Hands-on: Some analysis steps
  1. Select first tool lines from a dataset (head)
    • param-files “File to select”: Select everything starting with GSM
  2. Click Run Tool

We can already see the benefits of name tags. Even though our outputs are named things like “Select first on data 8”, they’re also visibly tagged with the name of the original input.

Tagged datasets are clearly traceable.

Next we’ll join two of these datasets together, to see the tagging behaviour on summaries of multiple datasets. In any box which allows selecting single files, you can also search on name tags.

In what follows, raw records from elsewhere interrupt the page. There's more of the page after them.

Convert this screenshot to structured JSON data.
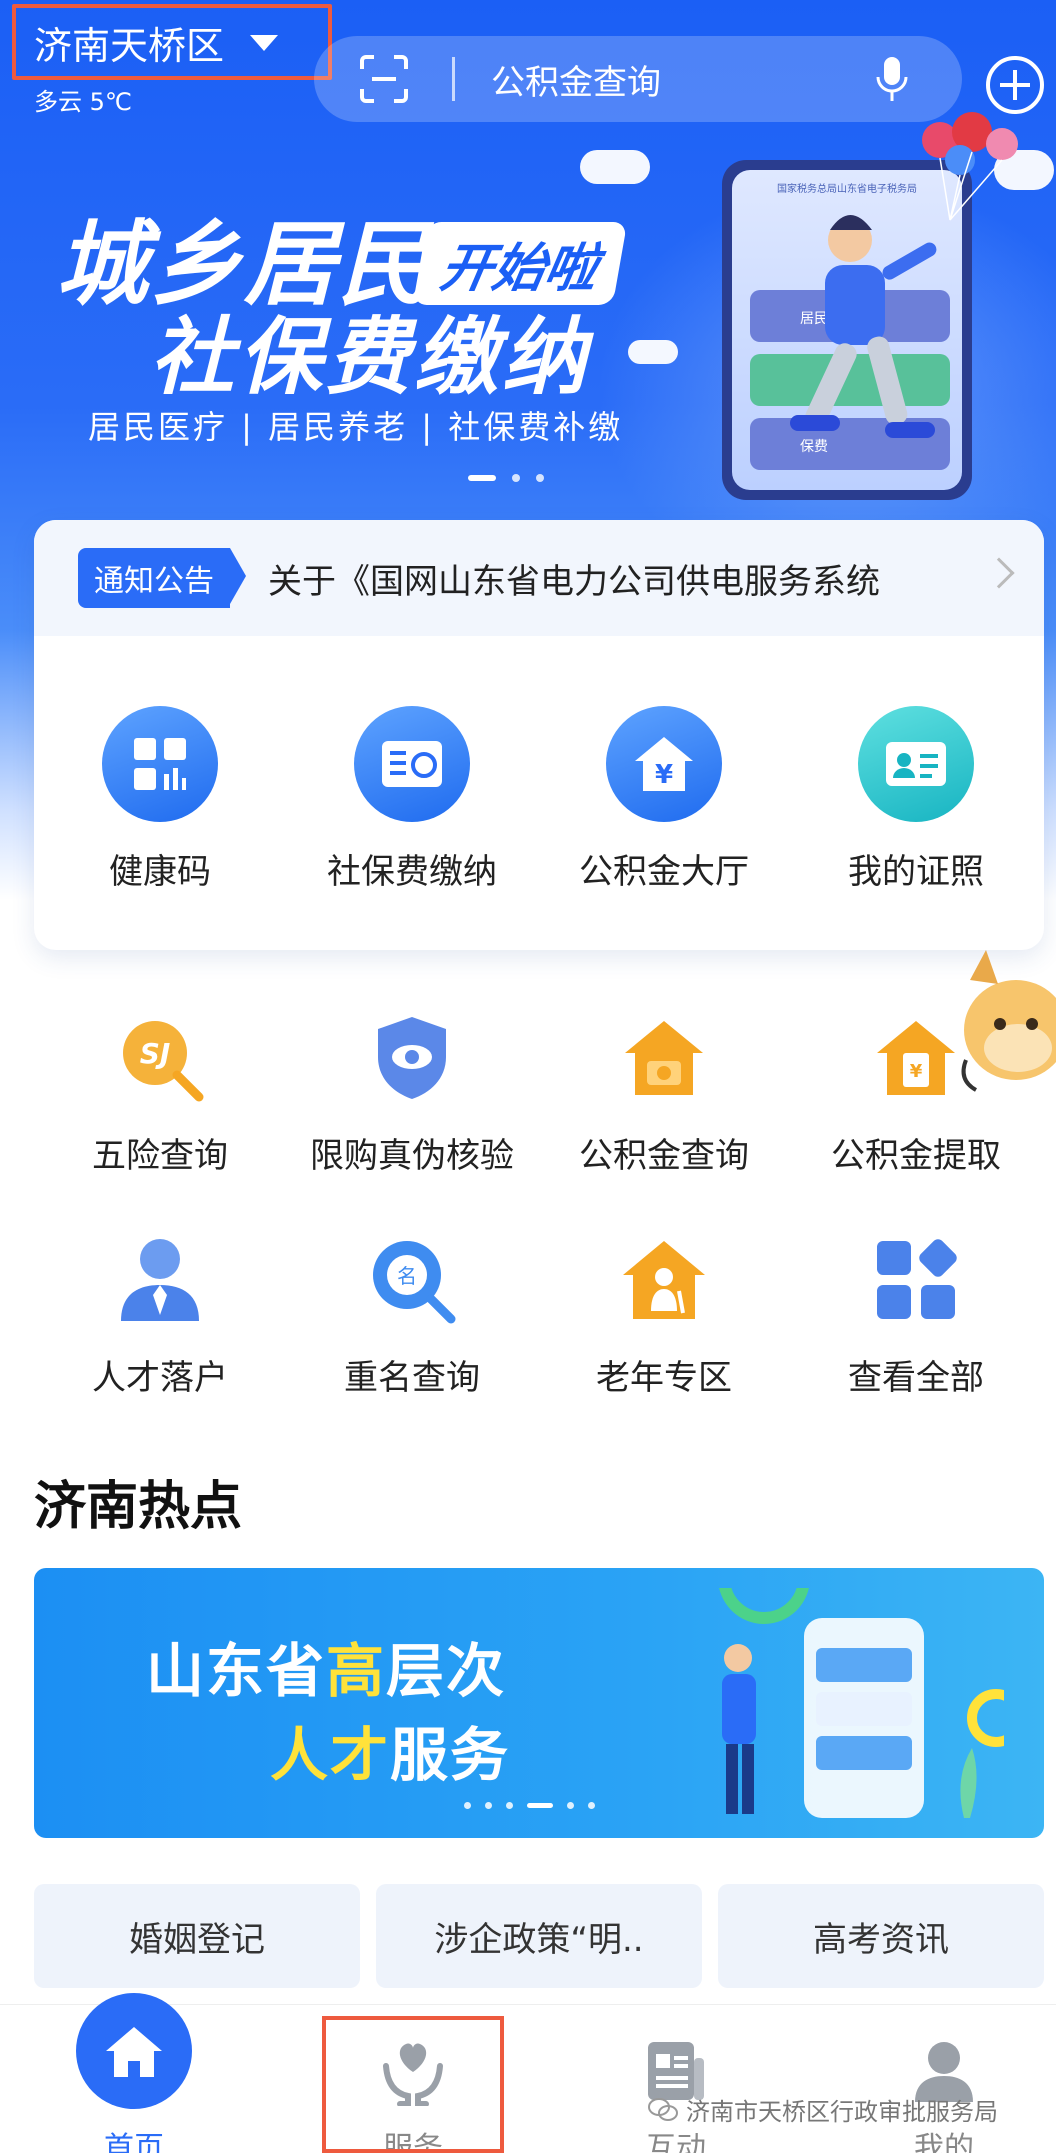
{
  "header": {
    "city": "济南天桥区",
    "weather": "多云 5℃",
    "search_placeholder": "公积金查询"
  },
  "banner": {
    "title_line1": "城乡居民",
    "badge": "开始啦",
    "title_line2": "社保费缴纳",
    "subtitle": "居民医疗 | 居民养老 | 社保费补缴",
    "phone_header": "国家税务总局山东省电子税务局",
    "phone_rows": [
      "居民医",
      "",
      "保费"
    ]
  },
  "notice": {
    "tag": "通知公告",
    "text": "关于《国网山东省电力公司供电服务系统"
  },
  "main_services": [
    {
      "label": "健康码",
      "icon": "grid-icon"
    },
    {
      "label": "社保费缴纳",
      "icon": "social-security-card-icon"
    },
    {
      "label": "公积金大厅",
      "icon": "house-yuan-icon"
    },
    {
      "label": "我的证照",
      "icon": "id-card-icon"
    }
  ],
  "services_row2": [
    {
      "label": "五险查询",
      "icon": "insurance-search-icon"
    },
    {
      "label": "限购真伪核验",
      "icon": "shield-eye-icon"
    },
    {
      "label": "公积金查询",
      "icon": "fund-house-icon"
    },
    {
      "label": "公积金提取",
      "icon": "fund-withdraw-icon"
    }
  ],
  "services_row3": [
    {
      "label": "人才落户",
      "icon": "talent-person-icon"
    },
    {
      "label": "重名查询",
      "icon": "name-search-icon"
    },
    {
      "label": "老年专区",
      "icon": "elderly-house-icon"
    },
    {
      "label": "查看全部",
      "icon": "all-apps-icon"
    }
  ],
  "hot": {
    "title": "济南热点",
    "banner_line1_a": "山东省",
    "banner_line1_b": "高",
    "banner_line1_c": "层次",
    "banner_line2_a": "人才",
    "banner_line2_b": "服务"
  },
  "quick_links": [
    "婚姻登记",
    "涉企政策“明..",
    "高考资讯"
  ],
  "tabs": [
    "首页",
    "服务",
    "互动",
    "我的"
  ],
  "watermark": "济南市天桥区行政审批服务局",
  "colors": {
    "primary": "#2a6cf7",
    "highlight_box": "#ee5a3e",
    "accent_yellow": "#ffe23a",
    "orange": "#f5a623"
  }
}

Filtering datasets is possible on tag names.

Hands-on: Multiple inputs
  1. Join two datasets tool side by side on a specified field
    • param-file “Join”: Click the select box and type “461181” to filter the list and use the “Select first on data …” file
    • param-file “With”: Click the select box and type “461182” to filter the list and use the “Select first on data …” file
  2. Click Run Tool

The output will include all of the name tags from all of the inputs:

The output dataset should be tagged with both of the inputs.

If you compare the tags of the last output joining the two tables, and the original inputs, you will notice that the “General Purpose” tags were lost along the way. Only name tags are propagated with each analysis step.